Thung - The first tamer of Fire
Mesh - The first herder of Plant food
And Harran - the first maker of the word symbols

Go to bed Stirner.

Max Stirner
The Unique
His Own

Buddha and arguably Napoleon deserve to be on the list more than Hitler, come on now.

>Marx didn't influence shit
>what is the Soviet union
This has to be bait

Capitalism still reigns supreme. Yes communism had some short time impact on a lot of individual countries and might have slowed the spread of capitalism there, but it didn't stop it or change the greater world system. That's what I meant with he analyzed but couldn't change things. Russia was a superpower before and it is one now.

Then again, you could say he did change things by speeding up the spread of capitalism by making knowledge about it widely available.

Caveman john
Caveman andrew
Caveman najubic

>the only reason
No he wasn't. The reason individual leaders became more powerful were the reforms of Marius who changed the law so Roman soldiers were paid by their military commander, not the state of Rome, thus becoming loyal him. Caesar could exploit this in the same way Sulla did before him. But as an individual he didn't had any impact because the transformation of Rome from a democracy into a dictatorship was already under its way, regardless of who took control. That's why his death was so meaningless and didn't result in a restoration of the republic but he was simply replaced by another dictator in the long run. A Roman emperor would've happened eventually.

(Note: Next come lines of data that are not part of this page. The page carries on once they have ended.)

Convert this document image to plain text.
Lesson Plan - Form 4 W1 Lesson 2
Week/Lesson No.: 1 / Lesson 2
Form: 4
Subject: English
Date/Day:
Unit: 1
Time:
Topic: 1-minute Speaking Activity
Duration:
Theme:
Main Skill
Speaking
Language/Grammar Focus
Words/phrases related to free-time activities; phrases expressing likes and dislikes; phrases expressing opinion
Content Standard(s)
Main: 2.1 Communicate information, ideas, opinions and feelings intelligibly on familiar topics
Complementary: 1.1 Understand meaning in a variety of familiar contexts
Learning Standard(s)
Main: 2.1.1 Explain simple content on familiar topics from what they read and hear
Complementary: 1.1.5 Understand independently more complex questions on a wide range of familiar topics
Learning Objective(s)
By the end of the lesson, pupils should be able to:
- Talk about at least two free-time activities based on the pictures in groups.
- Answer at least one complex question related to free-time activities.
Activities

When you compare what Caesar did and what Alexander did you might get what I mean. Caesar went with the the ongoing change within the collective, while Alexander, with his journey into the far east, went against the collective and that's why his empire fell apart after his death, while Caesar's spread even further.

>Rome
>a democracy
>ever

Nope.jpg

But I would have to say that Sulla did indeed have a bigger impact than Caesar did, just because Sulla did it first and he did it bigger.

Caesar created the calendar used till this day, and left books behind that tell us a lot about his world.
Napoleone brought a lot of modern ideas to the rest of Europe with his conquests and created the base for modern continental legal system.
Alexander just fucked some persian shit up.

Constantine (the trip)
Mohammed
Newton

I'll have to go with Augustus (I am appreciative of the Divine Julius too)
Martin Luther (Here I stand, motherfuckers)
And Edward Jenner (bye bye smallpox, polio, measels, mumps, rubella, pertussis, etc.)

>last 150 years defined by spread of communism and industrialization
>didn't influence shit

>scientists and shit
Not really. While science is certainly important, it doesn't depend on any single individuals, and any breakthroughs they made would have happened eventually anyway, usually with only minimal delay.

>prophets and philosophers
Not really. What makes the difference between a successful cult and one that fails isn't the cult leader, but the spiritual state of the society he lives in. Take Jesus for example, the most important of them all. While he said some extremely important and revolutionary things, those aren't understood by almost anyone even today, and his real effect was founding Christianity. But if it hadn't been for him another one of the many similar religions that were born at this time would just have taken its place, be it Manicheism, the cult of Isis, the cult of Cybele, Sol Invictus... with only superficial differences.

The only men who truly change the world, who give it a new direction, are men of action like those posted by OP. Alexander who wiped away the vestiges of Egypt and Mesopotamia and turned the entire Middle East into a single cultural space, paving the way for a new civilisation to emerge there. Caesar who built the Roman Empire. Napoleon who spread the French Revolution across Europe and founded the modern world.

>a political structure that didnt even last half a decade somehow defines the current state of human society
>marx started industrialism
ok

Aristotle covers alexander and a bunch more.
Caesar, perhaps.
Genghis is tempting, but I don't think he was really vital to set in motion what happened, he wasn't a great man.
For my third I'm gonna go with the most influential tribal lord in very early human history as the butterfly effect probably made him more important than anyone else.